O juiz da 11ª Vara Criminal Especializada da Justiça Militar, Moacir Rogério Tortato, recebeu a denúncia do Ministério Público contra dois bombeiros militares pela morte do aluno soldado Lucas Veloso Peres, durante um treinamento em fevereiro deste ano, em Cuiabá. Com isso, Kayk Gomes dos Santos e Daniel Alves de Moura e Silva se tronam réus por matar a vítima mediante asfixia por afogamento e prevalecendo-se da situação de serviço.
Os dois bombeiros militares foram denunciados pela 13ª Promotoria de Justiça Criminal de Cuiabá de Crimes Militares.

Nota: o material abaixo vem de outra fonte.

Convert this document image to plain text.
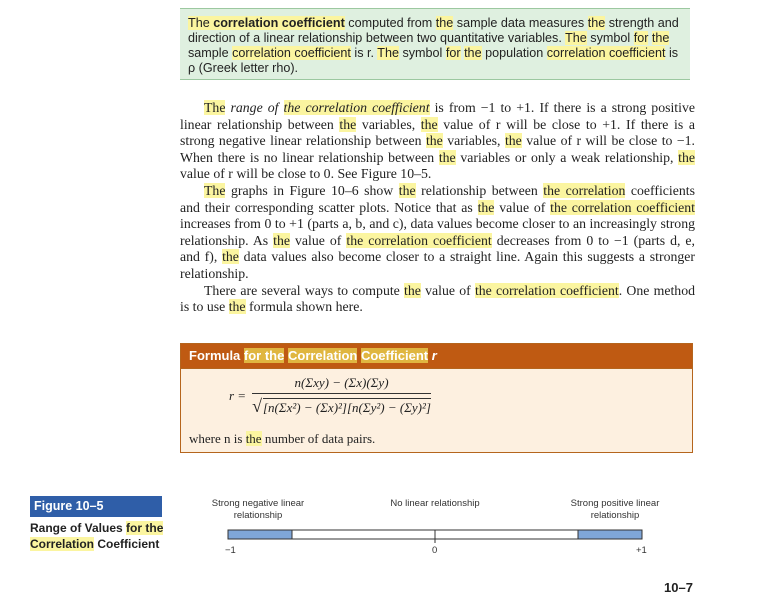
The correlation coefficient computed from the sample data measures the strength and direction of a linear relationship between two quantitative variables. The symbol for the sample correlation coefficient is r. The symbol for the population correlation coefficient is ρ (Greek letter rho).

The range of the correlation coefficient is from −1 to +1. If there is a strong positive linear relationship between the variables, the value of r will be close to +1. If there is a strong negative linear relationship between the variables, the value of r will be close to −1. When there is no linear relationship between the variables or only a weak relationship, the value of r will be close to 0. See Figure 10–5.

The graphs in Figure 10–6 show the relationship between the correlation coefficients and their corresponding scatter plots. Notice that as the value of the correlation coefficient increases from 0 to +1 (parts a, b, and c), data values become closer to an increasingly strong relationship. As the value of the correlation coefficient decreases from 0 to −1 (parts d, e, and f), the data values also become closer to a straight line. Again this suggests a stronger relationship.

There are several ways to compute the value of the correlation coefficient. One method is to use the formula shown here.

Formula for the Correlation Coefficient r
$r = \frac{\text{n(Σxy) − (Σx)(Σy)}}{\text{√ [n(Σx²) − (Σx)²][n(Σy²) − (Σy)²]}}$
where n is the number of data pairs.
Figure 10–5
Range of Values for the
Correlation Coefficient
Strong negative linear relationship
No linear relationship	Strong positive linear relationship
−1	0	+1
10–7
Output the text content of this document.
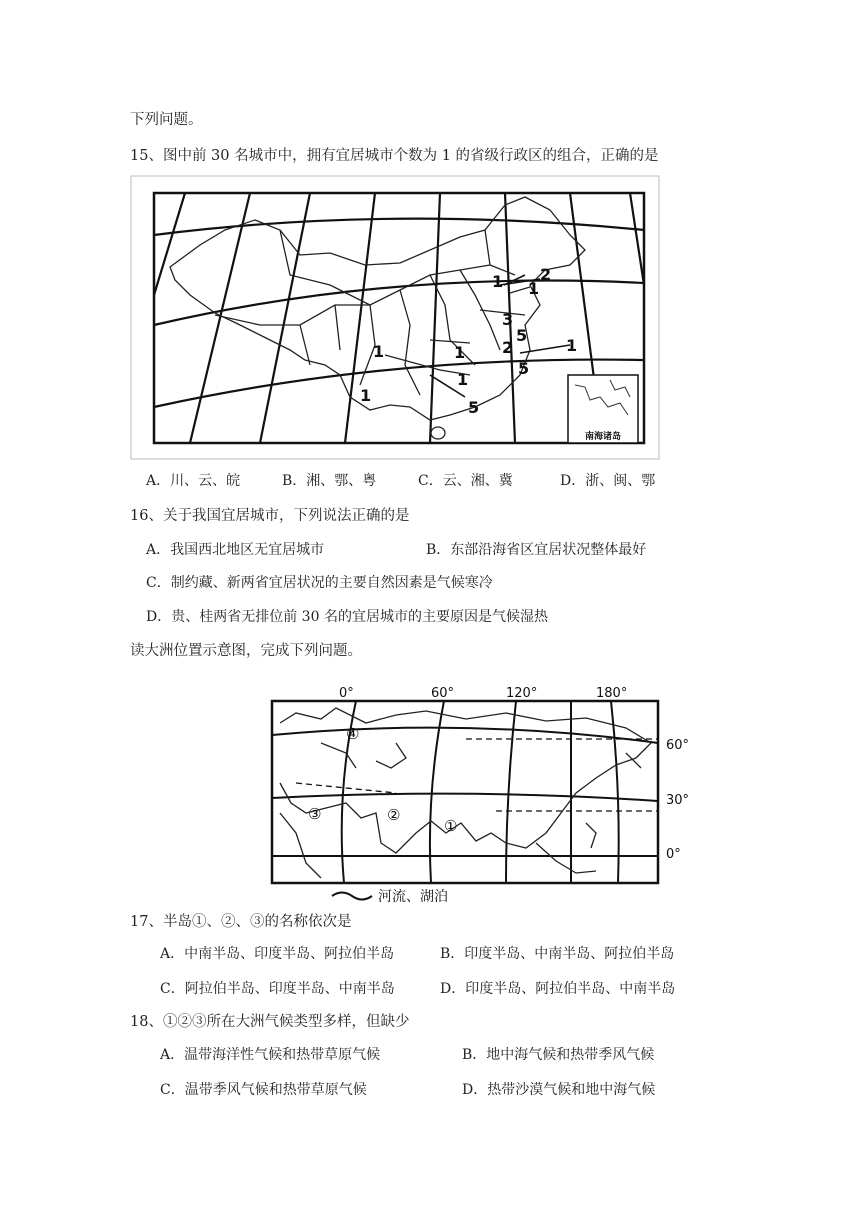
下列问题。
15、图中前 30 名城市中，拥有宜居城市个数为 1 的省级行政区的组合，正确的是
1 2
1
3
5
2	1
1	1
5
1
1
5
南海诸岛
A．川、云、皖	B．湘、鄂、粤	C．云、湘、冀	D．浙、闽、鄂
16、关于我国宜居城市，下列说法正确的是
A．我国西北地区无宜居城市	B．东部沿海省区宜居状况整体最好
C．制约藏、新两省宜居状况的主要自然因素是气候寒冷
D．贵、桂两省无排位前 30 名的宜居城市的主要原因是气候湿热
读大洲位置示意图，完成下列问题。
0°	60°	120°	180°
60°
30°
0°
①
②
③
④
河流、湖泊
17、半岛①、②、③的名称依次是
A．中南半岛、印度半岛、阿拉伯半岛	B．印度半岛、中南半岛、阿拉伯半岛
C．阿拉伯半岛、印度半岛、中南半岛	D．印度半岛、阿拉伯半岛、中南半岛
18、①②③所在大洲气候类型多样，但缺少
A．温带海洋性气候和热带草原气候	B．地中海气候和热带季风气候
C．温带季风气候和热带草原气候	D．热带沙漠气候和地中海气候
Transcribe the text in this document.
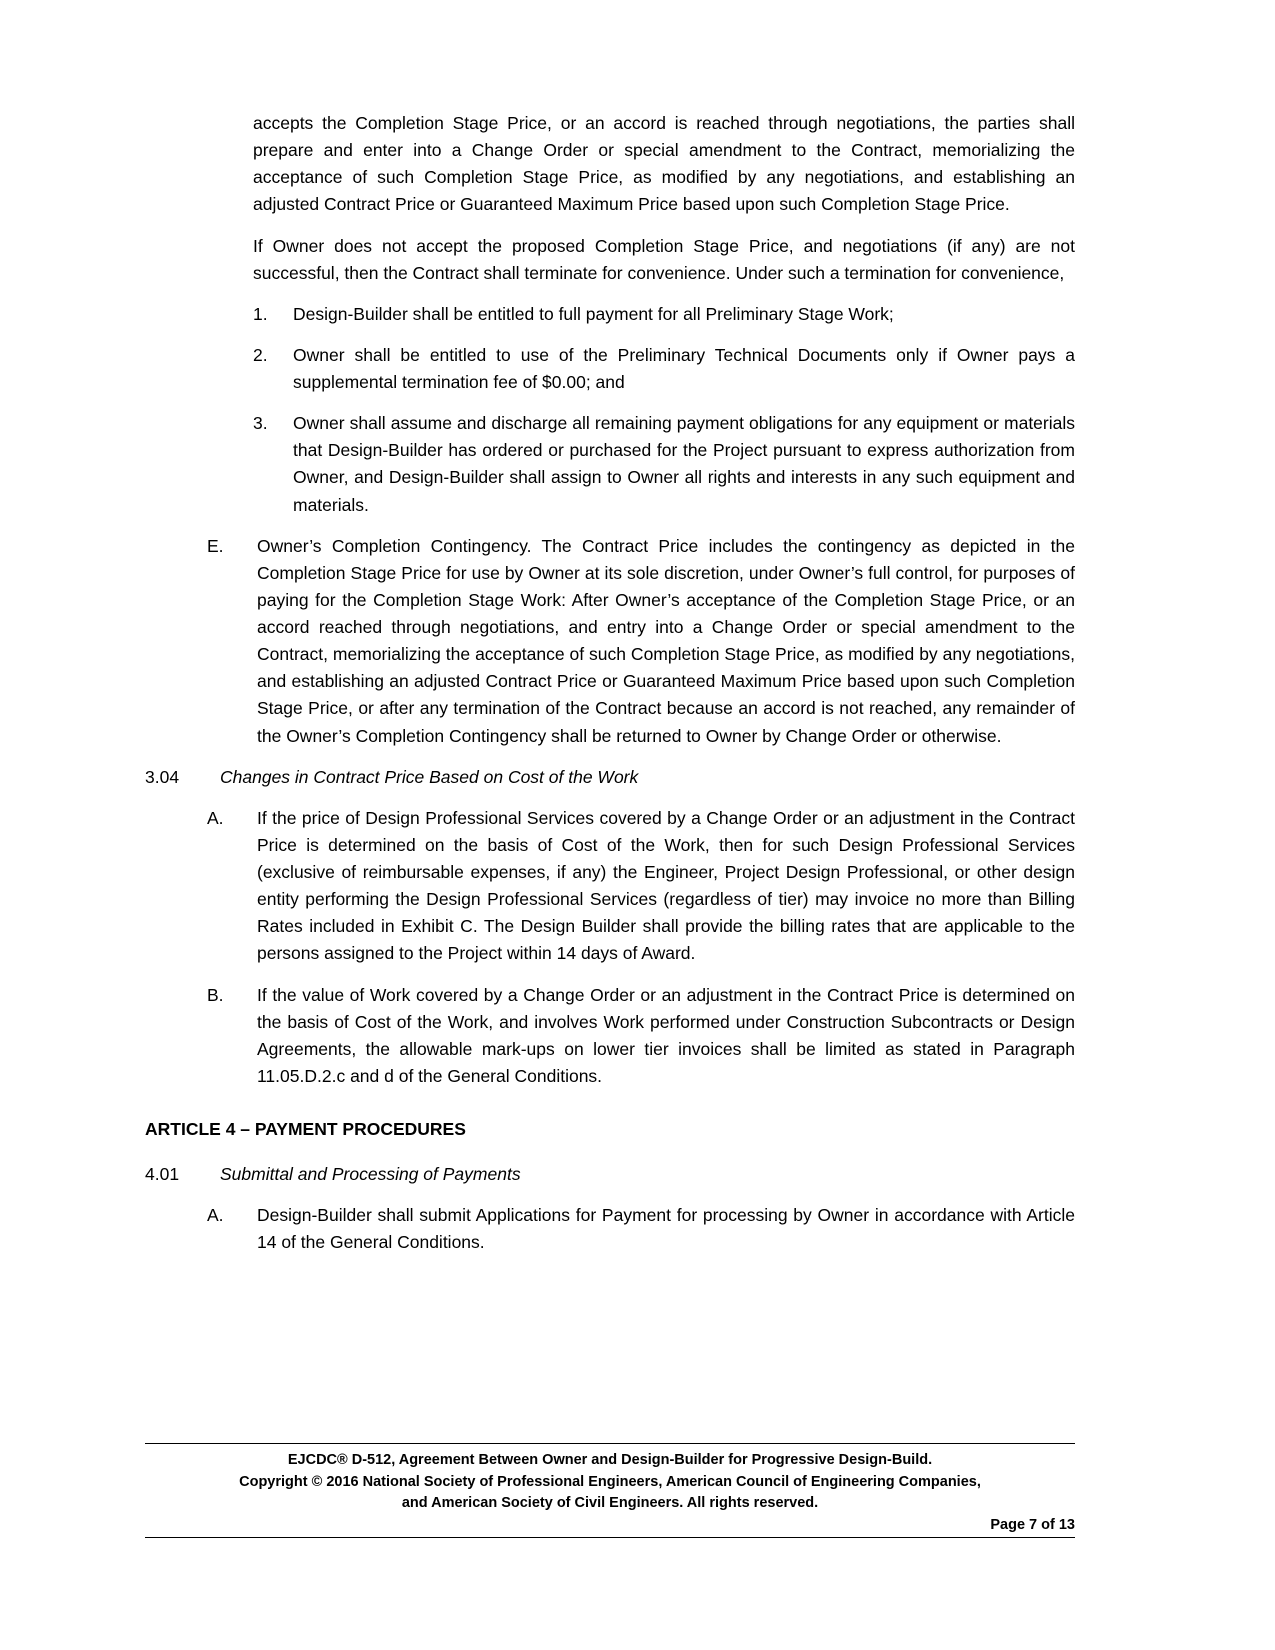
accepts the Completion Stage Price, or an accord is reached through negotiations, the parties shall prepare and enter into a Change Order or special amendment to the Contract, memorializing the acceptance of such Completion Stage Price, as modified by any negotiations, and establishing an adjusted Contract Price or Guaranteed Maximum Price based upon such Completion Stage Price.

If Owner does not accept the proposed Completion Stage Price, and negotiations (if any) are not successful, then the Contract shall terminate for convenience. Under such a termination for convenience,

1.	Design-Builder shall be entitled to full payment for all Preliminary Stage Work;

2.	Owner shall be entitled to use of the Preliminary Technical Documents only if Owner pays a supplemental termination fee of $0.00; and

3.	Owner shall assume and discharge all remaining payment obligations for any equipment or materials that Design-Builder has ordered or purchased for the Project pursuant to express authorization from Owner, and Design-Builder shall assign to Owner all rights and interests in any such equipment and materials.

E.	Owner’s Completion Contingency. The Contract Price includes the contingency as depicted in the Completion Stage Price for use by Owner at its sole discretion, under Owner’s full control, for purposes of paying for the Completion Stage Work: After Owner’s acceptance of the Completion Stage Price, or an accord reached through negotiations, and entry into a Change Order or special amendment to the Contract, memorializing the acceptance of such Completion Stage Price, as modified by any negotiations, and establishing an adjusted Contract Price or Guaranteed Maximum Price based upon such Completion Stage Price, or after any termination of the Contract because an accord is not reached, any remainder of the Owner’s Completion Contingency shall be returned to Owner by Change Order or otherwise.

3.04 Changes in Contract Price Based on Cost of the Work

A.	If the price of Design Professional Services covered by a Change Order or an adjustment in the Contract Price is determined on the basis of Cost of the Work, then for such Design Professional Services (exclusive of reimbursable expenses, if any) the Engineer, Project Design Professional, or other design entity performing the Design Professional Services (regardless of tier) may invoice no more than Billing Rates included in Exhibit C. The Design Builder shall provide the billing rates that are applicable to the persons assigned to the Project within 14 days of Award.

B.	If the value of Work covered by a Change Order or an adjustment in the Contract Price is determined on the basis of Cost of the Work, and involves Work performed under Construction Subcontracts or Design Agreements, the allowable mark-ups on lower tier invoices shall be limited as stated in Paragraph 11.05.D.2.c and d of the General Conditions.

ARTICLE 4 – PAYMENT PROCEDURES

4.01 Submittal and Processing of Payments

A.	Design-Builder shall submit Applications for Payment for processing by Owner in accordance with Article 14 of the General Conditions.

EJCDC® D-512, Agreement Between Owner and Design-Builder for Progressive Design-Build.
Copyright © 2016 National Society of Professional Engineers, American Council of Engineering Companies,
and American Society of Civil Engineers. All rights reserved.
Page 7 of 13
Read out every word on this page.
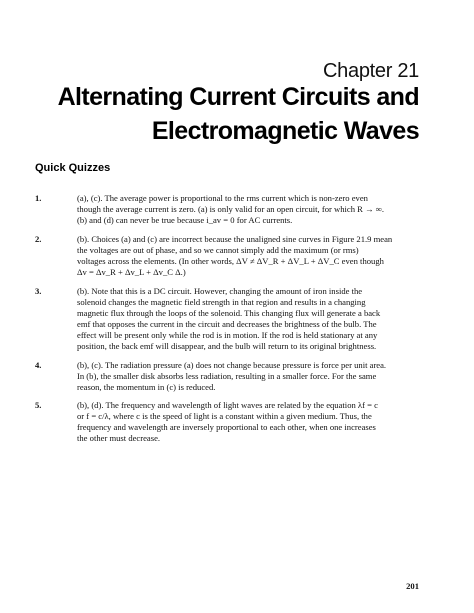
Chapter 21
Alternating Current Circuits and
Electromagnetic Waves
Quick Quizzes
1.	(a), (c). The average power is proportional to the rms current which is non-zero even
though the average current is zero. (a) is only valid for an open circuit, for which R → ∞.
(b) and (d) can never be true because i_av = 0 for AC currents.
2.	(b). Choices (a) and (c) are incorrect because the unaligned sine curves in Figure 21.9 mean
the voltages are out of phase, and so we cannot simply add the maximum (or rms)
voltages across the elements. (In other words, ΔV ≠ ΔV_R + ΔV_L + ΔV_C even though
Δv = Δv_R + Δv_L + Δv_C Δ.)
3.	(b). Note that this is a DC circuit. However, changing the amount of iron inside the
solenoid changes the magnetic field strength in that region and results in a changing
magnetic flux through the loops of the solenoid. This changing flux will generate a back
emf that opposes the current in the circuit and decreases the brightness of the bulb. The
effect will be present only while the rod is in motion. If the rod is held stationary at any
position, the back emf will disappear, and the bulb will return to its original brightness.
4.	(b), (c). The radiation pressure (a) does not change because pressure is force per unit area.
In (b), the smaller disk absorbs less radiation, resulting in a smaller force. For the same
reason, the momentum in (c) is reduced.
5.	(b), (d). The frequency and wavelength of light waves are related by the equation λf = c
or f = c/λ, where c is the speed of light is a constant within a given medium. Thus, the
frequency and wavelength are inversely proportional to each other, when one increases
the other must decrease.
201
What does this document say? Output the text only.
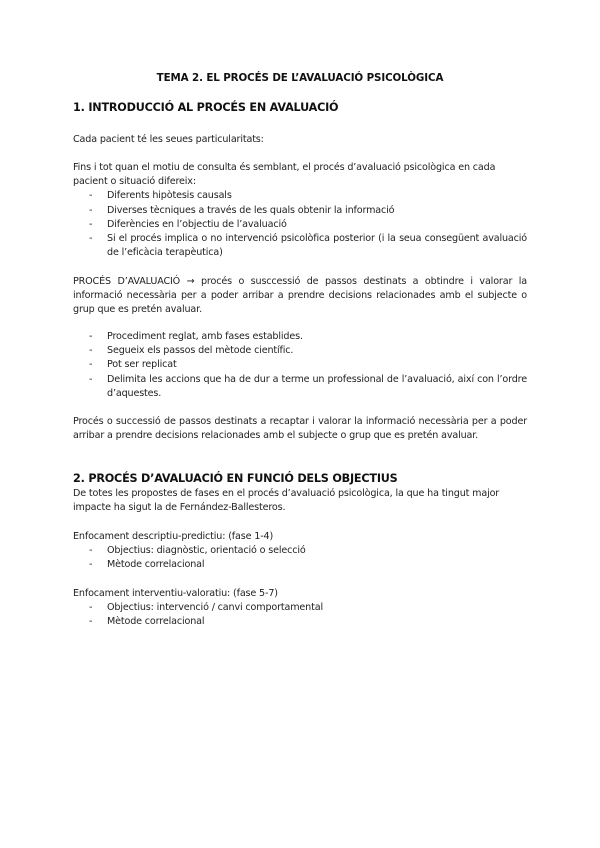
TEMA 2. EL PROCÉS DE L’AVALUACIÓ PSICOLÒGICA
1. INTRODUCCIÓ AL PROCÉS EN AVALUACIÓ
Cada pacient té les seues particularitats:
Fins i tot quan el motiu de consulta és semblant, el procés d’avaluació psicològica en cada pacient o situació difereix:
- Diferents hipòtesis causals
- Diverses tècniques a través de les quals obtenir la informació
- Diferències en l’objectiu de l’avaluació
- Si el procés implica o no intervenció psicolòfica posterior (i la seua consegüent avaluació de l’eficàcia terapèutica)
PROCÉS D’AVALUACIÓ → procés o susccessió de passos destinats a obtindre i valorar la informació necessària per a poder arribar a prendre decisions relacionades amb el subjecte o grup que es pretén avaluar.
- Procediment reglat, amb fases establides.
- Segueix els passos del mètode científic.
- Pot ser replicat
- Delimita les accions que ha de dur a terme un professional de l’avaluació, així con l’ordre d’aquestes.
Procés o successió de passos destinats a recaptar i valorar la informació necessària per a poder arribar a prendre decisions relacionades amb el subjecte o grup que es pretén avaluar.
2. PROCÉS D’AVALUACIÓ EN FUNCIÓ DELS OBJECTIUS
De totes les propostes de fases en el procés d’avaluació psicològica, la que ha tingut major impacte ha sigut la de Fernández-Ballesteros.
Enfocament descriptiu-predictiu: (fase 1-4)
- Objectius: diagnòstic, orientació o selecció
- Mètode correlacional
Enfocament interventiu-valoratiu: (fase 5-7)
- Objectius: intervenció / canvi comportamental
- Mètode correlacional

Na decisão desta quinta-feira (27.06), o juiz rejeitou os argumentos da defesa do capitão Daniel Alves, que pedia anulação do inquérito policial militar por supostas ilegalidades.
“Havendo material probatório mínimo e potencialmente apto a deflagrar a persecução penal recebo a denúncia oferecida pelo Ministério Público contra os acusados CAP BM Daniel Alves de Moura e Silva e SD BM Kayk Gomes dos Santos como incurso no art. 205, § 2a, incisos III (com emprego de asfixia) e VI (prevalecendo-se os agentes da situação de serviço), do Código Penal Militar, uma vez que preenchidos os requisitos do art. 77 do Código de Processo Penal Militar (CPPM) e inocorrentes as hipóteses do art. 78 do mesmo Códex, que autorizam sua rejeição”.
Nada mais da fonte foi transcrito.